Our girls did okay. I was looking at the 6 yr olds in the next lane and noticing that they were almost the same size as Nastia, our 9 yr old. Nastia is cross-eyed and hadn’t been going to school regularly, but is actually quite smart. Her sister Lena is 13, studying at a 3rd grade level, suffers from epileptic fits, and wets the bed. The counselor dotes on them as she does all of her kids. However, the other girls were not as pleased with the newcomers. "They behave very badly," one whispered to me. They described the older sister as mean.
As we left the bowling alley, another girl Olya's mother (foster mother?) had come to take her for the evening. "She really loves Olya," said the counselor. "She just can't handle her. Olya goes out to parties and drinks. But I think the parents should learn how to get past these problems." Yeah, how about dealing with the problems rather than sending the kids off to an orphanage every time there's a conflict? What kind of parenting is that?

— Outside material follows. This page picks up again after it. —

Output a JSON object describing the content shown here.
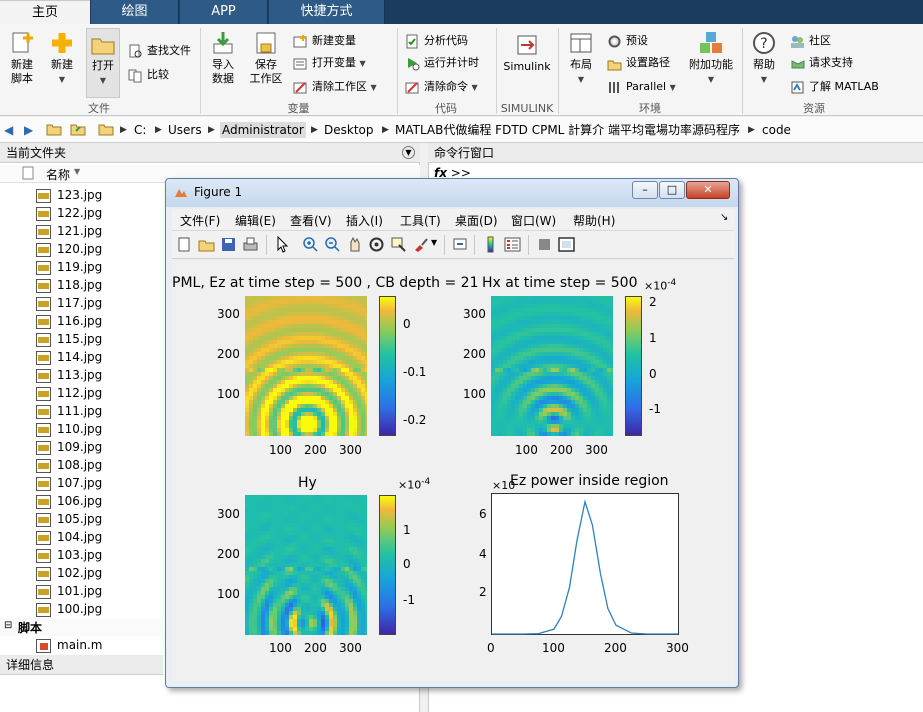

We were walking out the door and Lena (the one with epilepsy)got a little lost, so I went back for her. I didn't try to force conversation, thinking she wasn't interested. Then to my surprise she took my hand. Her hand was very cold. "Sometimes my eyes start blinking and it's hard to see." I looked at her and her eyelids were fluttering uncontrollably. "I can't see either when I don't wear glasses (or contacts)," I said as she squinted at me.
Then it was time to say goodbye.
I won't go so far as to call children "angels." But I felt as though these girls, with all their sicknesses and behavioral problems, were gifts sent from above.